Many Americans like to think that their great nation won independence from Britain largely on its own, with citizen militias leading the way, steadfastly fighting for “The Cause.” Americans are known for self-reliance, after all, almost as much as they are for opposing taxation without representation — or, as it turns out, with representation.
High school history texts do note the contributions of a few prominent foreigners, like Lafayette, Kosciuszko, and Pulaski, but often seemingly as the exceptions that prove the rule of Americans freeing themselves from tyranny.
In Brothers at Arms: American Independence and the Men of France and Spain Who Saved It, Larrie D. Ferreiro seeks to set the record straight. His aim is to document how needy the fledgling colonies were in 1775 — and right up to 1783 when the Treaty of Paris was signed — and how copious was the foreign aid they received in money, manpower, munitions, and military expertise. It was an early coalition of the willing.
When the colonists waxed rebellious at Lexington and Concord, and then at Bunker Hill, they were woefully unprepared to take on the superpower of that era. For starters, they had no Navy, few canons, and hardly any gunpowder (and no factories to produce it). No less an authority than Benjamin Franklin testified that American soldiers at Bunker Hill had but five rounds of powder each. The colonial forces there, not surprisingly, had to retreat when they ran out of gunpowder.
Early in the war, before military materiel began to flow from France and Spain, American soldiers often brought their own muskets to the fight; their diverse weaponry required seven different types of ammunition, Ferreiro writes. Some men without their own arms were issued spears. In addition to a dearth of arms, other necessities, such as uniforms, clothing, tents, and shoes, were in short supply as well.
If many Americans volunteered to serve in not-so-well-regulated militias, regular army soldiers became de facto volunteers in 1777 when their essentially bankrupt national government, which did not have the power to tax, stopped paying their salaries. Later on in the war, pensions were promised to keep patriots from deserting, but these pledges were kept only grudgingly, and not until well into the next century for most who served.
In his introduction, Ferreiro, who is a professor at George Mason University and the author of two other books, makes the claim that the Declaration of Independence was not written for a domestic audience, but rather “as a call for help from France and Spain.” Copies immediately were dispatched to those nations to show these potential allies that Americans were serious about independence and were not simply impulsive rebels who eventually would return to the embrace of King George III.
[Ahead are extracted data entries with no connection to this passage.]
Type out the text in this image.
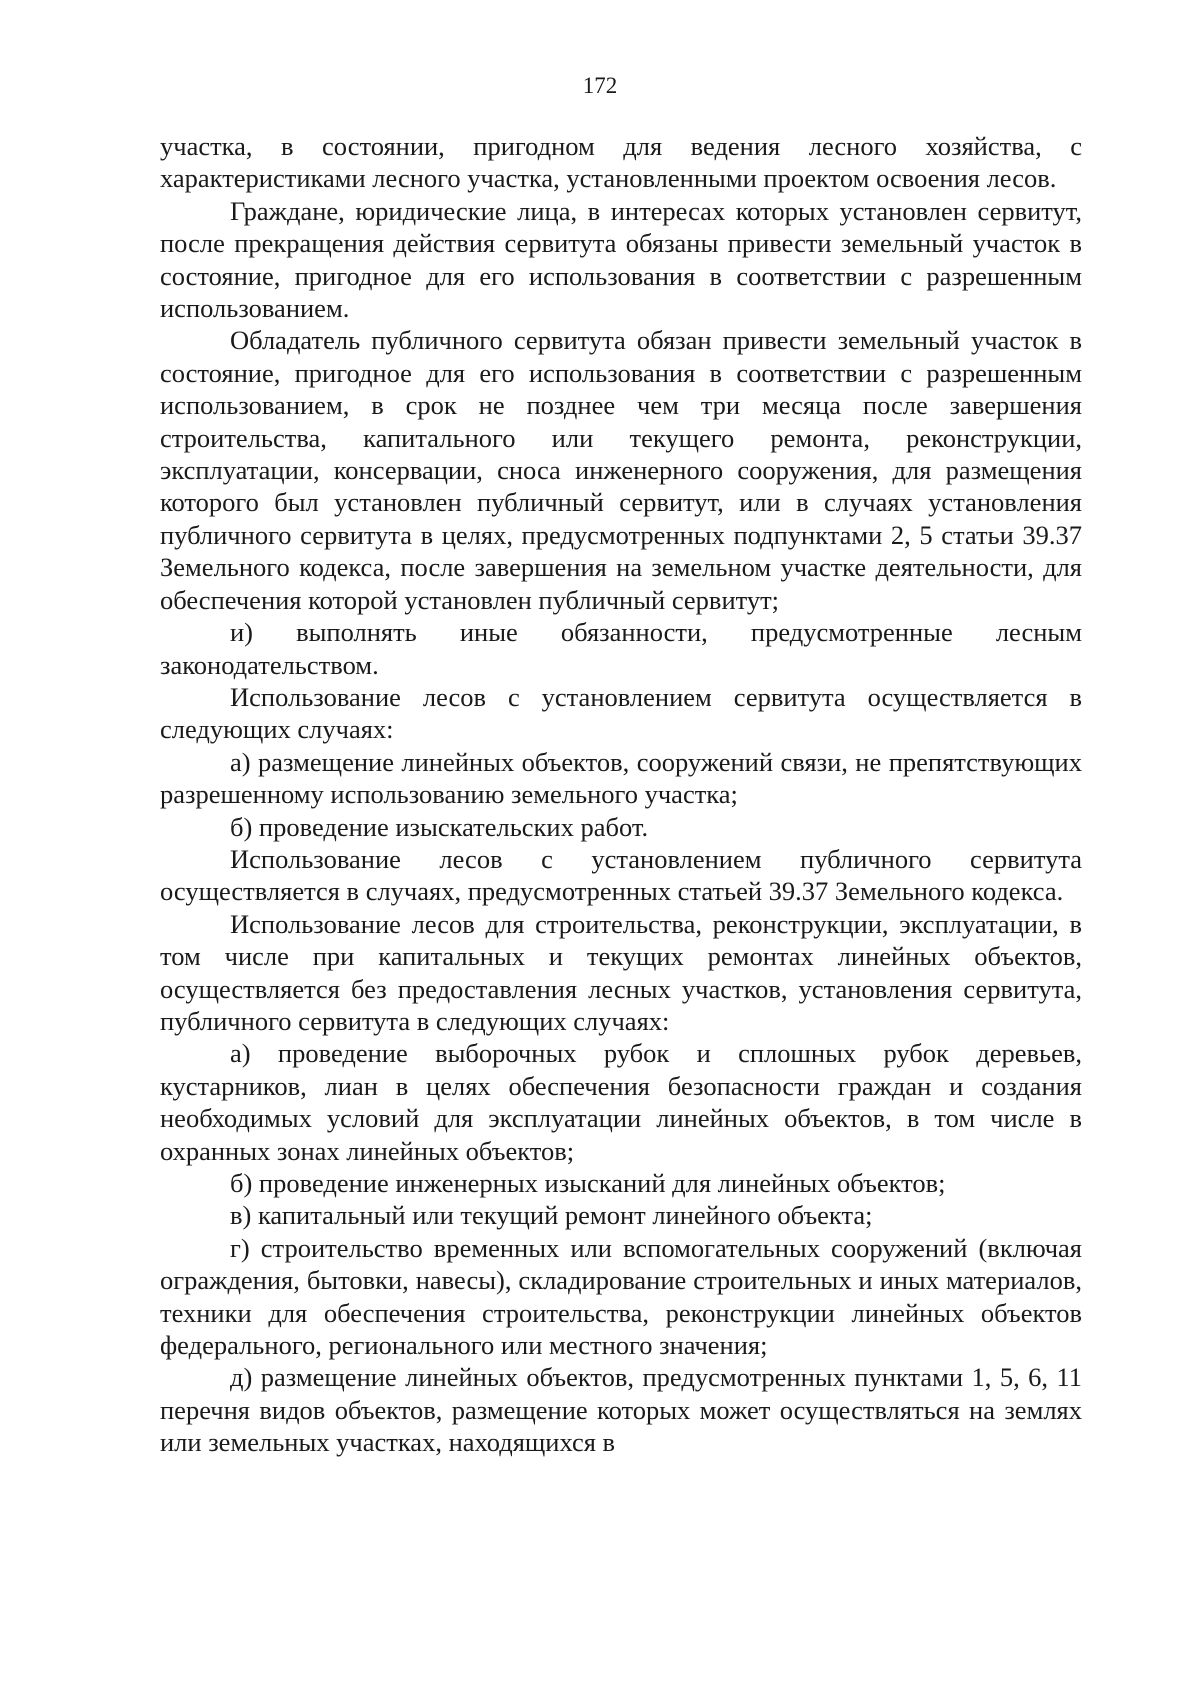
172

участка, в состоянии, пригодном для ведения лесного хозяйства, с характеристиками лесного участка, установленными проектом освоения лесов.

Граждане, юридические лица, в интересах которых установлен сервитут, после прекращения действия сервитута обязаны привести земельный участок в состояние, пригодное для его использования в соответствии с разрешенным использованием.

Обладатель публичного сервитута обязан привести земельный участок в состояние, пригодное для его использования в соответствии с разрешенным использованием, в срок не позднее чем три месяца после завершения строительства, капитального или текущего ремонта, реконструкции, эксплуатации, консервации, сноса инженерного сооружения, для размещения которого был установлен публичный сервитут, или в случаях установления публичного сервитута в целях, предусмотренных подпунктами 2, 5 статьи 39.37 Земельного кодекса, после завершения на земельном участке деятельности, для обеспечения которой установлен публичный сервитут;

и) выполнять иные обязанности, предусмотренные лесным законодательством.

Использование лесов с установлением сервитута осуществляется в следующих случаях:

а) размещение линейных объектов, сооружений связи, не препятствующих разрешенному использованию земельного участка;

б) проведение изыскательских работ.

Использование лесов с установлением публичного сервитута осуществляется в случаях, предусмотренных статьей 39.37 Земельного кодекса.

Использование лесов для строительства, реконструкции, эксплуатации, в том числе при капитальных и текущих ремонтах линейных объектов, осуществляется без предоставления лесных участков, установления сервитута, публичного сервитута в следующих случаях:

а) проведение выборочных рубок и сплошных рубок деревьев, кустарников, лиан в целях обеспечения безопасности граждан и создания необходимых условий для эксплуатации линейных объектов, в том числе в охранных зонах линейных объектов;

б) проведение инженерных изысканий для линейных объектов;

в) капитальный или текущий ремонт линейного объекта;

г) строительство временных или вспомогательных сооружений (включая ограждения, бытовки, навесы), складирование строительных и иных материалов, техники для обеспечения строительства, реконструкции линейных объектов федерального, регионального или местного значения;

д) размещение линейных объектов, предусмотренных пунктами 1, 5, 6, 11 перечня видов объектов, размещение которых может осуществляться на землях или земельных участках, находящихся в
Ferreiro adds, “Americans today celebrate the July Fourth holiday under somewhat false pretenses.” This assertion seems overwrought, but the author does make a solid case for the debt, literal and figurative, that America owes to France, Spain, and even the Dutch. In 1780, Britain declared war on the Netherlands, which was trading and lending money to the colonies.
In the beginning of the war there was trade, on credit. France funded dummy companies to ship military wherewithal to the America. Other merchants took their chances on getting paid back, hopefully in shipments of tobacco. And then there were the volunteers, idealists and thrill-seekers who crossed the Atlantic to join the battle. At times there were too many, and many who had precious little experience.
But it is hard to underestimate what the likes of Frederick William Augustus, Baron von Steuben, meant to the war effort. This accomplished immigrant helped to turn Washington’s ragtag and dispirited Continental Army at Valley Forge into a more disciplined, well-drilled fighting force. He wrote the book on training soldiers that would be used by his new nation for three decades: He became an American citizen after the war.
Soon France was both lending and giving hard currency outright to the colonists. The more the Americans tormented and distracted its nemesis, Britain, the less mischief that nation could inflict upon Europe. In 1778, France jumped in with both feet, signing a treaty with the colonists that would lead to war between it and Britain. News of the treaty buoyed the spirits of the desperate men at Valley Forge.
Ferreiro’s narrative is certainly well researched, and well detailed to a fault. He is wont to ramble on throughout: for example, a lengthy section on the planned invasion of Britain by combined French and Spanish forces that never got off the ground. The narrative flow too often is disrupted by exhaustive excursions into backwater battles, to show how distracted Britain was by fighting a multi-front war. On the other hand, such side jaunts probably won’t bother serious history buffs in the least.